Within a year or so, Friedan spoke at my college. Of course I went. Every woman I knew went; the hall was packed. I don't remember what she said. She solicited written questions from the audience, and mine was one of those she read aloud and answered, but I don't remember what it was. What I remember most clearly is what she didn't say, and the question I didn't have the nerve to ask. The unprettified version went something like this: Ms. Friedan, you are not physically attractive. Neither am I. Many men in this society consider unsightly women fair game for public harassment and humiliation. I'm barely out of my teens and already I know this. You're a generation older -- you must have run into it a time or two. So why in your speech have you gone out of your way to portray yourself as popular with and attractive to men?
My first encounter with the fat liberation movement was still a decade away, but still I knew Betty Friedan was holding something back.
As the 1970s rolled on, I kept looking to the women's liberation movement to help explain my life, but my life had moved far beyond the white mommy-daddy suburbs and Friedan's feminism was no longer challenging. In some respects it even looked like part of the problem: Friedan was apparently willing to sell some women, notably lesbians, down the river in order to make feminism less threatening to men and to women who didn't want to look too closely at their own prerogatives and privileges. When her Second Stage was published in 1981, I was the book buyer at Lammas, D.C.'s feminist bookstore. The publisher's sales rep was surprised that I didn't order many copies. Of course the store would stock the book, but it was difficult to muster much enthusiasm for an author whose feminism only included the store's lesbian staff and many lesbian customers if we kept our woman-identification under wraps.

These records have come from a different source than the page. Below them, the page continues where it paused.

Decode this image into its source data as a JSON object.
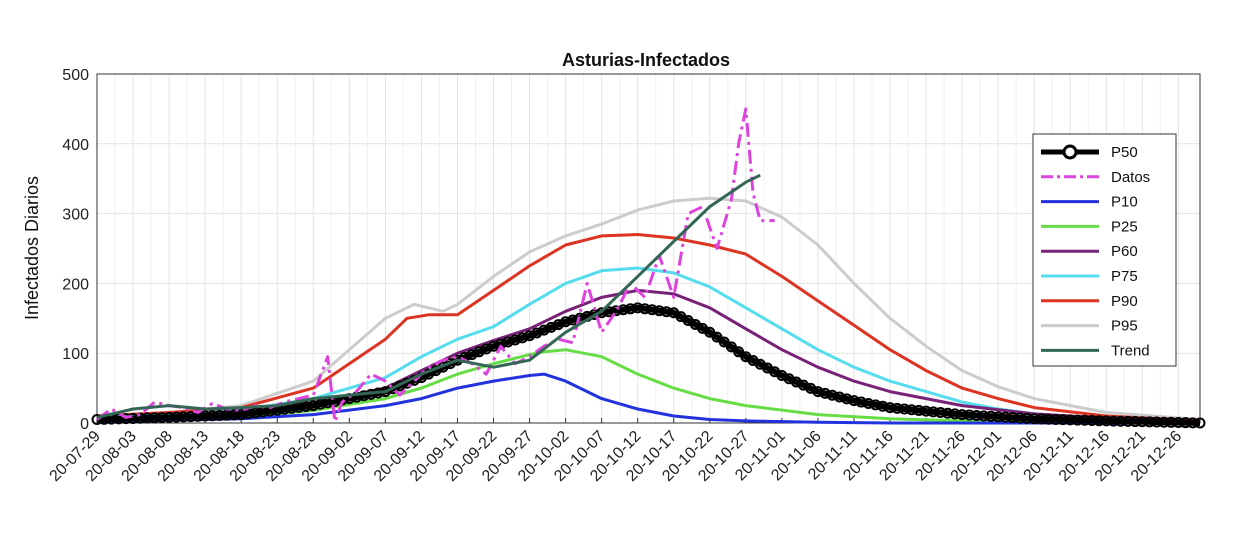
{
  "chart_data": {
    "type": "line",
    "title": "Asturias-Infectados",
    "xlabel": "",
    "ylabel": "Infectados Diarios",
    "ylim": [
      0,
      500
    ],
    "yticks": [
      0,
      100,
      200,
      300,
      400,
      500
    ],
    "xlim_days": [
      0,
      153
    ],
    "grid": true,
    "legend_position": "top-right",
    "x_tick_labels": [
      "20-07-29",
      "20-08-03",
      "20-08-08",
      "20-08-13",
      "20-08-18",
      "20-08-23",
      "20-08-28",
      "20-09-02",
      "20-09-07",
      "20-09-12",
      "20-09-17",
      "20-09-22",
      "20-09-27",
      "20-10-02",
      "20-10-07",
      "20-10-12",
      "20-10-17",
      "20-10-22",
      "20-10-27",
      "20-11-01",
      "20-11-06",
      "20-11-11",
      "20-11-16",
      "20-11-21",
      "20-11-26",
      "20-12-01",
      "20-12-06",
      "20-12-11",
      "20-12-16",
      "20-12-21",
      "20-12-26"
    ],
    "series": [
      {
        "name": "P50",
        "color": "#000000",
        "style": "solid-marker",
        "x": [
          0,
          10,
          20,
          30,
          40,
          45,
          50,
          55,
          60,
          65,
          70,
          75,
          80,
          85,
          90,
          95,
          100,
          105,
          110,
          120,
          130,
          140,
          153
        ],
        "y": [
          5,
          8,
          12,
          25,
          45,
          65,
          90,
          110,
          125,
          145,
          158,
          165,
          158,
          130,
          95,
          68,
          45,
          32,
          22,
          12,
          6,
          3,
          0
        ]
      },
      {
        "name": "Datos",
        "color": "#dd44dd",
        "style": "dash-dot",
        "x": [
          0,
          2,
          4,
          6,
          8,
          10,
          12,
          14,
          16,
          18,
          20,
          22,
          24,
          26,
          28,
          30,
          32,
          33,
          34,
          36,
          38,
          40,
          42,
          44,
          46,
          48,
          50,
          52,
          54,
          55,
          56,
          58,
          60,
          62,
          64,
          66,
          68,
          70,
          72,
          74,
          76,
          78,
          80,
          82,
          84,
          86,
          88,
          89,
          90,
          91,
          92,
          94
        ],
        "y": [
          5,
          20,
          8,
          12,
          30,
          25,
          22,
          15,
          28,
          20,
          18,
          25,
          22,
          30,
          35,
          40,
          95,
          2,
          30,
          45,
          70,
          60,
          40,
          60,
          80,
          90,
          95,
          85,
          70,
          90,
          110,
          85,
          95,
          110,
          120,
          115,
          200,
          130,
          160,
          200,
          180,
          240,
          180,
          300,
          310,
          250,
          320,
          400,
          450,
          330,
          290,
          290
        ]
      },
      {
        "name": "P10",
        "color": "#2233dd",
        "style": "solid",
        "x": [
          0,
          10,
          20,
          30,
          40,
          45,
          50,
          55,
          60,
          62,
          65,
          70,
          75,
          80,
          85,
          90,
          100,
          110,
          120,
          153
        ],
        "y": [
          2,
          4,
          6,
          12,
          25,
          35,
          50,
          60,
          68,
          70,
          60,
          35,
          20,
          10,
          5,
          3,
          1,
          0,
          0,
          0
        ]
      },
      {
        "name": "P25",
        "color": "#66dd44",
        "style": "solid",
        "x": [
          0,
          10,
          20,
          30,
          40,
          45,
          50,
          55,
          60,
          62,
          65,
          70,
          75,
          80,
          85,
          90,
          100,
          110,
          120,
          130,
          153
        ],
        "y": [
          3,
          5,
          8,
          18,
          35,
          50,
          70,
          85,
          98,
          102,
          105,
          95,
          70,
          50,
          35,
          25,
          12,
          6,
          3,
          1,
          0
        ]
      },
      {
        "name": "P60",
        "color": "#772277",
        "style": "solid",
        "x": [
          0,
          10,
          20,
          30,
          40,
          45,
          50,
          55,
          60,
          65,
          70,
          75,
          80,
          85,
          90,
          95,
          100,
          105,
          110,
          120,
          130,
          140,
          153
        ],
        "y": [
          6,
          10,
          15,
          28,
          50,
          75,
          100,
          118,
          135,
          160,
          180,
          190,
          185,
          165,
          135,
          105,
          80,
          60,
          45,
          25,
          13,
          7,
          2
        ]
      },
      {
        "name": "P75",
        "color": "#55ddee",
        "style": "solid",
        "x": [
          0,
          10,
          20,
          30,
          40,
          45,
          50,
          55,
          60,
          65,
          70,
          75,
          80,
          85,
          90,
          95,
          100,
          105,
          110,
          115,
          120,
          125,
          130,
          140,
          153
        ],
        "y": [
          8,
          12,
          18,
          35,
          65,
          95,
          120,
          138,
          170,
          200,
          218,
          222,
          215,
          195,
          165,
          135,
          105,
          80,
          60,
          45,
          30,
          20,
          13,
          5,
          2
        ]
      },
      {
        "name": "P90",
        "color": "#dd3322",
        "style": "solid",
        "x": [
          0,
          10,
          20,
          30,
          40,
          43,
          46,
          50,
          55,
          60,
          65,
          70,
          75,
          80,
          85,
          90,
          95,
          100,
          105,
          110,
          115,
          120,
          125,
          130,
          140,
          153
        ],
        "y": [
          10,
          15,
          22,
          50,
          120,
          150,
          155,
          155,
          190,
          225,
          255,
          268,
          270,
          265,
          255,
          242,
          210,
          175,
          140,
          105,
          75,
          50,
          35,
          22,
          10,
          3
        ]
      },
      {
        "name": "P95",
        "color": "#cccccc",
        "style": "solid",
        "x": [
          0,
          10,
          20,
          30,
          40,
          44,
          48,
          50,
          55,
          60,
          65,
          70,
          75,
          80,
          85,
          90,
          95,
          100,
          105,
          110,
          115,
          120,
          125,
          130,
          140,
          153
        ],
        "y": [
          10,
          15,
          25,
          60,
          150,
          170,
          160,
          170,
          210,
          245,
          268,
          285,
          305,
          318,
          322,
          318,
          295,
          255,
          200,
          150,
          110,
          75,
          52,
          35,
          15,
          5
        ]
      },
      {
        "name": "Trend",
        "color": "#336655",
        "style": "solid",
        "x": [
          0,
          5,
          10,
          15,
          20,
          25,
          30,
          35,
          40,
          45,
          50,
          55,
          60,
          65,
          70,
          75,
          80,
          85,
          90,
          92
        ],
        "y": [
          8,
          20,
          25,
          20,
          22,
          25,
          35,
          40,
          45,
          70,
          90,
          80,
          90,
          130,
          160,
          210,
          260,
          310,
          345,
          355
        ]
      }
    ]
  }
}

Back then, feminists and lesbians who didn't meet the prevailing standards for physical attractiveness and general docility were continually subjected to variations on "You're just a feminist (or a lesbian) because you can't get a man." (Has this changed??) For years I avoided visible public roles because being fat made me an obvious target for the charge and, I thought, a liability to the movement. Thanks to the fat liberation movement and some stellar and totally unapologetic fat female role models, I gradually started performing my work and doing some public speaking. Time came when I totally recognized You're just a feminist because . . . for what it is: an attempt to keep unruly women in line. I wonder if Betty Friedan ever got to that stage.
Her obit in today's online Washington Post (written by Patricia Sullivan) quoted her as saying in 1993, "It isn't that I have stopped being a feminist, but women as a separate interest group are not my concern anymore." The feminisms that Friedan disparaged, or at the very least did not embrace, recognized early on that women weren't and couldn't be "a separate interest group," and that within category Women exist all the other divides and loyalties encompassed by humankind in general. Feminism is a perspective, a way of looking at the world, a commitment to keep women on the stage, not off in the wings or perpetually in the audience. Did Betty Friedan eventually come to realize that? I don't know. I do know that without The Feminine Mystique I probably wouldn't have set out on my journey to a place where that perspective is possible.